My artwork investigates the Algorithmic Gaze: how machines see, know, and articulate the world. As machine perception becomes more pervasive in our daily lives, the world as seen by computers becomes our dominant reality. Collaborating with AI systems, I create physical abstract prints that are reliably classified by neural networks. It’s art by AI, for AI. By giving the algorithms a voice to speak in we are better able to see the world through the eyes of a machine.
How it works
My work focuses on how machines see the world. I have created a drawing system that allows neural networks to produce abstract ink prints that reveal their visual concepts. Surprisingly, these prints are understood not only by the neural networks that created them, but also universally across most AI systems which have been trained to recognise the same objects. Neural networks have been trained on thousands of individual items from everyday life, such as “Rabbit”, “Banana”, or “Dalmatian”. Using the drawing system I have provided, the neural networks directly express in simple ink drawings their own versions of these categories – creating abstract shapes that convey their understanding of the world.

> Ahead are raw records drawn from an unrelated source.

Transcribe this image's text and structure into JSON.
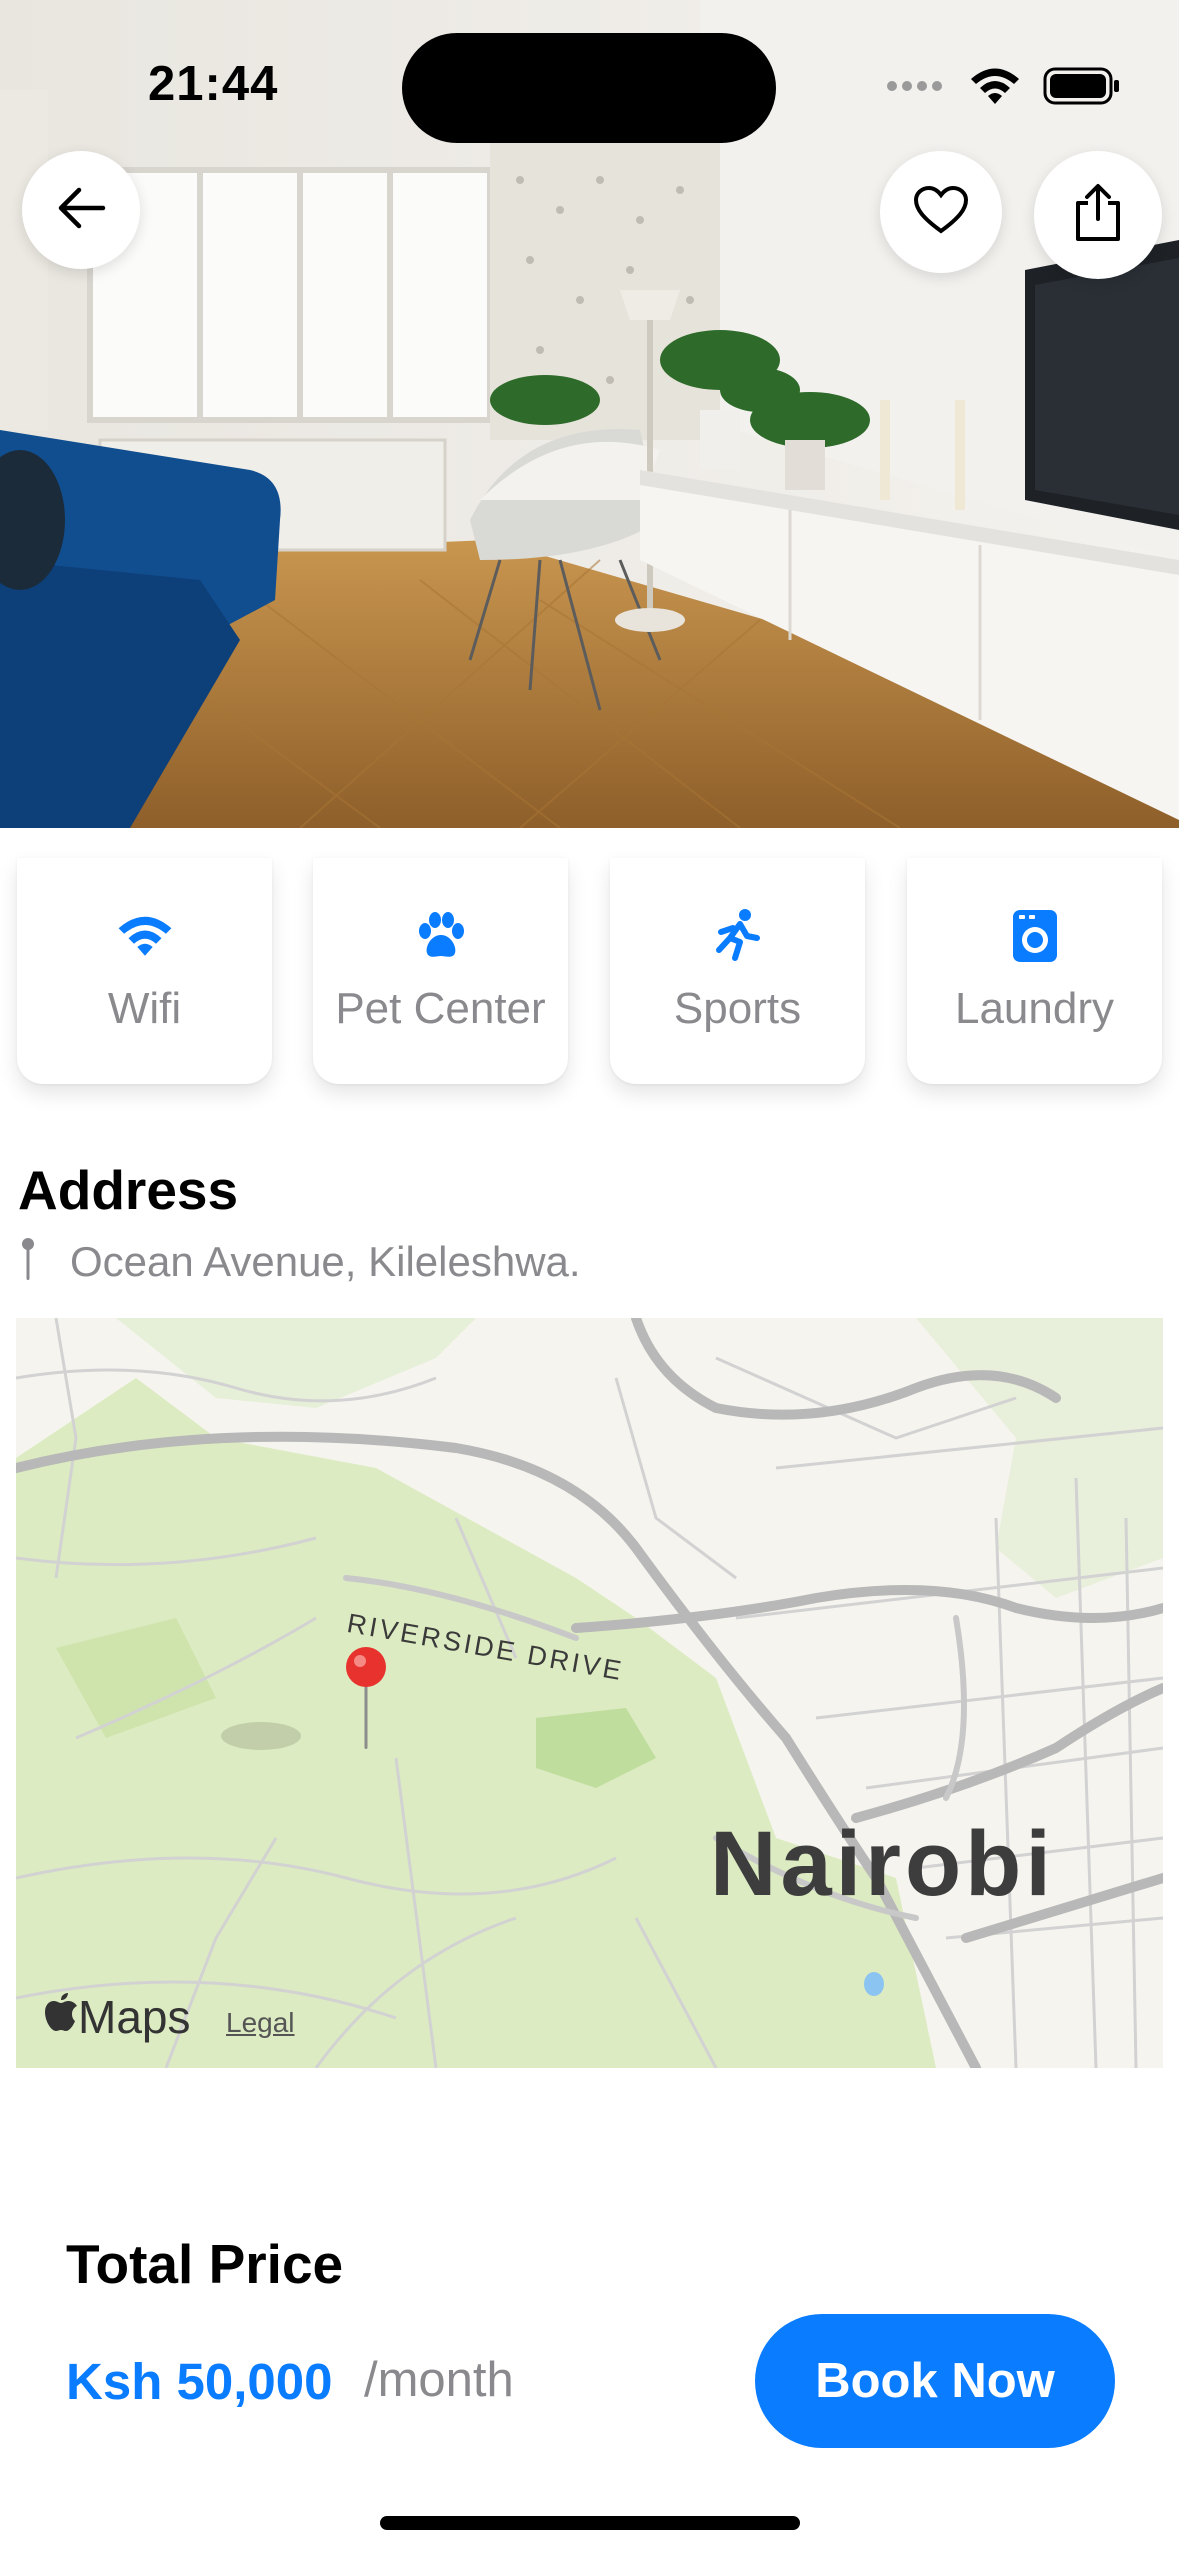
{
  "status_bar": {
    "time": "21:44"
  },
  "header_buttons": {
    "back_icon": "arrow-left-icon",
    "favorite_icon": "heart-icon",
    "share_icon": "share-icon"
  },
  "amenities": [
    {
      "label": "Wifi",
      "icon": "wifi-icon"
    },
    {
      "label": "Pet Center",
      "icon": "paw-icon"
    },
    {
      "label": "Sports",
      "icon": "running-icon"
    },
    {
      "label": "Laundry",
      "icon": "washing-machine-icon"
    }
  ],
  "address": {
    "title": "Address",
    "text": "Ocean Avenue, Kileleshwa."
  },
  "map": {
    "city_label": "Nairobi",
    "street_label": "RIVERSIDE DRIVE",
    "brand": "Maps",
    "legal": "Legal"
  },
  "footer": {
    "total_title": "Total Price",
    "price": "Ksh 50,000",
    "period": "/month",
    "book_label": "Book Now"
  },
  "colors": {
    "accent": "#0a7cff",
    "secondary_text": "#8a8a8e"
  }
}
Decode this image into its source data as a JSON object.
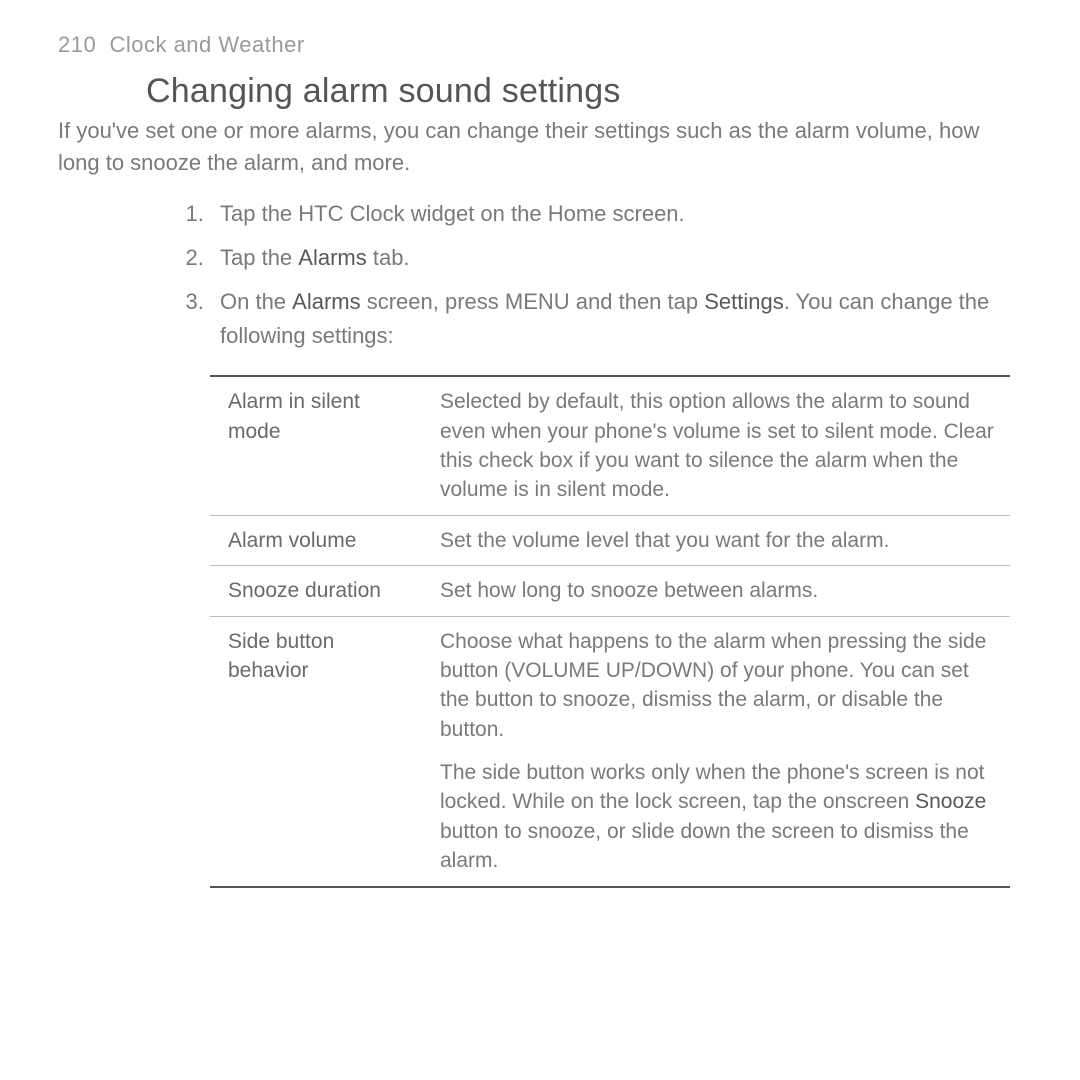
{
  "header": {
    "page_number": "210",
    "chapter": "Clock and Weather"
  },
  "section": {
    "title": "Changing alarm sound settings",
    "intro": "If you've set one or more alarms, you can change their settings such as the alarm volume, how long to snooze the alarm, and more."
  },
  "steps": {
    "s1": "Tap the HTC Clock widget on the Home screen.",
    "s2_a": "Tap the ",
    "s2_b_bold": "Alarms",
    "s2_c": " tab.",
    "s3_a": "On the ",
    "s3_b_bold": "Alarms",
    "s3_c": " screen, press MENU and then tap ",
    "s3_d_bold": "Settings",
    "s3_e": ". You can change the following settings:"
  },
  "table": {
    "r1_label": "Alarm in silent mode",
    "r1_desc": "Selected by default, this option allows the alarm to sound even when your phone's volume is set to silent mode. Clear this check box if you want to silence the alarm when the volume is in silent mode.",
    "r2_label": "Alarm volume",
    "r2_desc": "Set the volume level that you want for the alarm.",
    "r3_label": "Snooze duration",
    "r3_desc": "Set how long to snooze between alarms.",
    "r4_label": "Side button behavior",
    "r4_desc": "Choose what happens to the alarm when pressing the side button (VOLUME UP/DOWN) of your phone. You can set the button to snooze, dismiss the alarm, or disable the button.",
    "r4b_a": "The side button works only when the phone's screen is not locked. While on the lock screen, tap the onscreen ",
    "r4b_b_bold": "Snooze",
    "r4b_c": " button to snooze, or slide down the screen to dismiss the alarm."
  }
}
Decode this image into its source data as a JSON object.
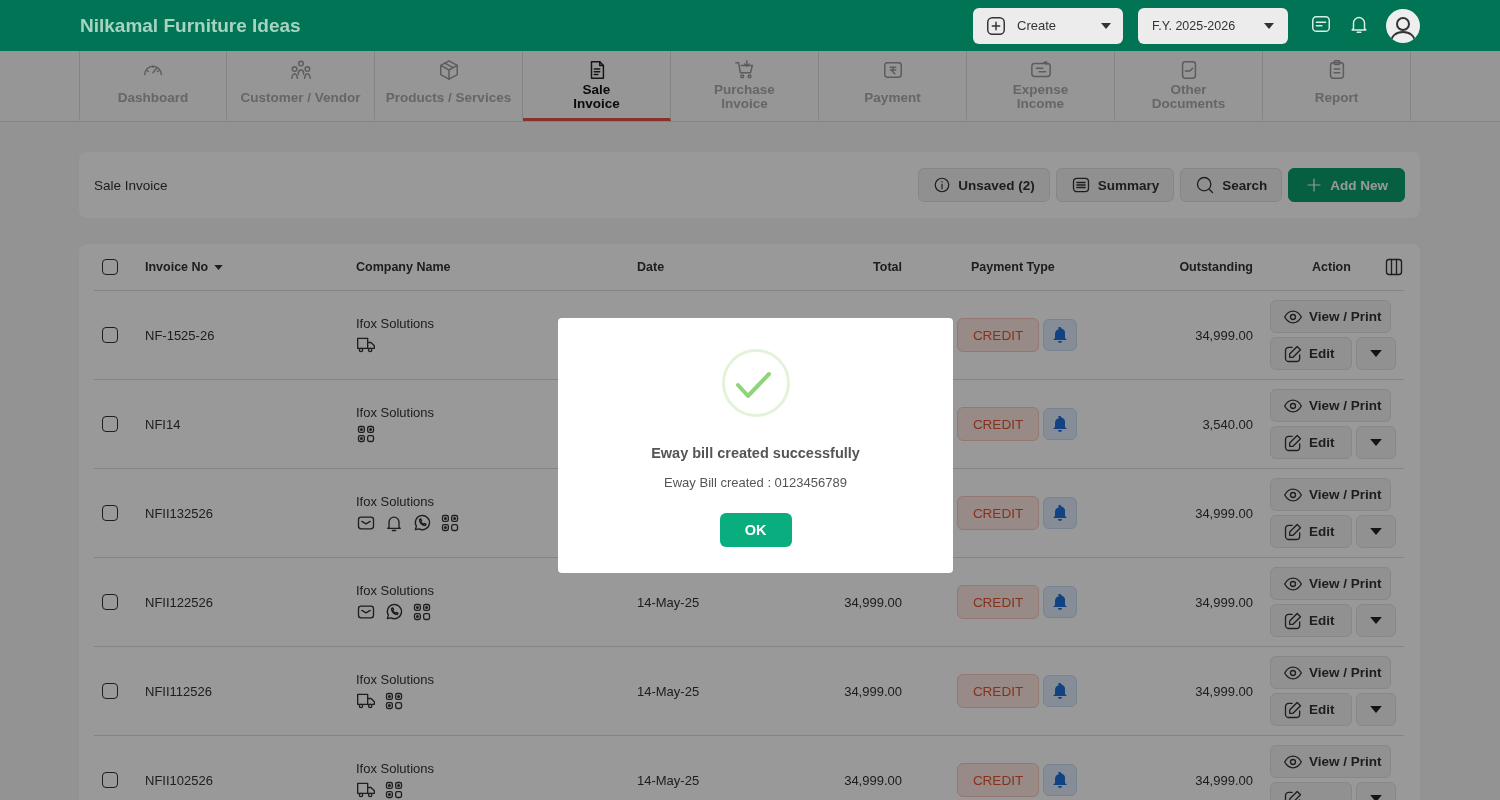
{
  "header": {
    "title": "Nilkamal Furniture Ideas",
    "create_button": "Create",
    "fy_select": "F.Y. 2025-2026"
  },
  "nav_tabs": [
    {
      "label": "Dashboard",
      "selected": false
    },
    {
      "label": "Customer / Vendor",
      "selected": false
    },
    {
      "label": "Products / Services",
      "selected": false
    },
    {
      "label": "Sale\nInvoice",
      "selected": true
    },
    {
      "label": "Purchase\nInvoice",
      "selected": false
    },
    {
      "label": "Payment",
      "selected": false
    },
    {
      "label": "Expense\nIncome",
      "selected": false
    },
    {
      "label": "Other\nDocuments",
      "selected": false
    },
    {
      "label": "Report",
      "selected": false
    }
  ],
  "toolbar": {
    "title": "Sale Invoice",
    "buttons": [
      {
        "label": "Unsaved (2)",
        "kind": "info"
      },
      {
        "label": "Summary",
        "kind": "list"
      },
      {
        "label": "Search",
        "kind": "search"
      },
      {
        "label": "Add New",
        "kind": "add"
      }
    ]
  },
  "table": {
    "select_all_checked": false,
    "columns": [
      "Invoice No",
      "Company Name",
      "Date",
      "Total",
      "Payment Type",
      "Outstanding",
      "Action"
    ],
    "rows": [
      {
        "checked": false,
        "invoice_no": "NF-1525-26",
        "company": "Ifox Solutions",
        "icons": [
          {
            "kind": "truck"
          }
        ],
        "payment_type": "CREDIT",
        "outstanding": "34,999.00",
        "view": "View / Print",
        "edit": "Edit"
      },
      {
        "checked": false,
        "invoice_no": "NFI14",
        "company": "Ifox Solutions",
        "icons": [
          {
            "kind": "qr"
          }
        ],
        "payment_type": "CREDIT",
        "outstanding": "3,540.00",
        "view": "View / Print",
        "edit": "Edit"
      },
      {
        "checked": false,
        "invoice_no": "NFII132526",
        "company": "Ifox Solutions",
        "icons": [
          {
            "kind": "mail"
          },
          {
            "kind": "bell"
          },
          {
            "kind": "whatsapp"
          },
          {
            "kind": "qr"
          }
        ],
        "payment_type": "CREDIT",
        "outstanding": "34,999.00",
        "view": "View / Print",
        "edit": "Edit"
      },
      {
        "checked": false,
        "invoice_no": "NFII122526",
        "company": "Ifox Solutions",
        "icons": [
          {
            "kind": "mail"
          },
          {
            "kind": "whatsapp"
          },
          {
            "kind": "qr"
          }
        ],
        "date": "14-May-25",
        "total": "34,999.00",
        "payment_type": "CREDIT",
        "outstanding": "34,999.00",
        "view": "View / Print",
        "edit": "Edit"
      },
      {
        "checked": false,
        "invoice_no": "NFII112526",
        "company": "Ifox Solutions",
        "icons": [
          {
            "kind": "truck"
          },
          {
            "kind": "qr"
          }
        ],
        "date": "14-May-25",
        "total": "34,999.00",
        "payment_type": "CREDIT",
        "outstanding": "34,999.00",
        "view": "View / Print",
        "edit": "Edit"
      },
      {
        "checked": false,
        "invoice_no": "NFII102526",
        "company": "Ifox Solutions",
        "icons": [
          {
            "kind": "truck"
          },
          {
            "kind": "qr"
          }
        ],
        "date": "14-May-25",
        "total": "34,999.00",
        "payment_type": "CREDIT",
        "outstanding": "34,999.00",
        "view": "View / Print"
      }
    ]
  },
  "dialog": {
    "title": "Eway bill created successfully",
    "message": "Eway Bill created : 0123456789",
    "ok_button": "OK"
  }
}
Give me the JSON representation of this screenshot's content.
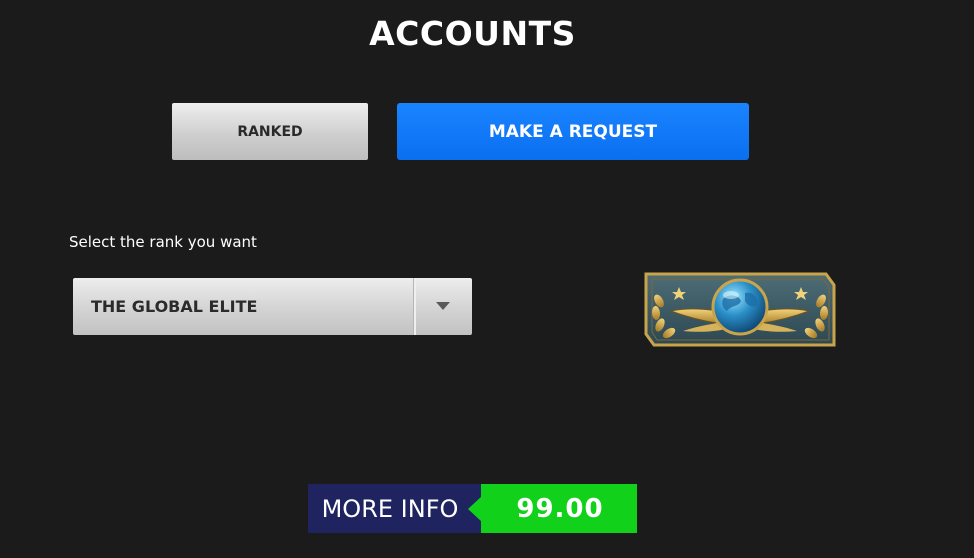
{
  "page": {
    "title": "ACCOUNTS"
  },
  "tabs": {
    "ranked_label": "RANKED",
    "request_label": "MAKE A REQUEST"
  },
  "rank_selector": {
    "label": "Select the rank you want",
    "selected_value": "THE GLOBAL ELITE",
    "badge_icon": "global-elite-badge-icon"
  },
  "footer": {
    "more_info_label": "MORE INFO",
    "price": "99.00"
  },
  "colors": {
    "background": "#1b1b1c",
    "request_button": "#0a6ff0",
    "more_info_bg": "#1f2460",
    "price_bg": "#12d11a"
  }
}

The composition, line placement, and colors are all chosen by neural networks attempting to make the drawing best represent the concept. Though these networks were trained only on real world images, when forced to express themselves abstractly they are able to create simpler forms that match their internal representations. After a print is made, I verify that the computer generated drawing is recognized broadly across other AI vision systems. For example, the three prints above were verified to independently be recognizable by both Google and Amazon image recognition systems. This suggests that the forms are compatible with a universal machine visual language. For this reason, when other vision systems encounter these prints they may be confused. For example, photos taken on a cell phone of the Banana print can get classified as food.
The AI systems we are creating are their own unique culture, and so often their way of representing the world can seem foreign to what we’ve come to expect. But their ability to abstractly represent concepts that we in turn recognize suggests we may have more in common with the machines we are creating that we realize.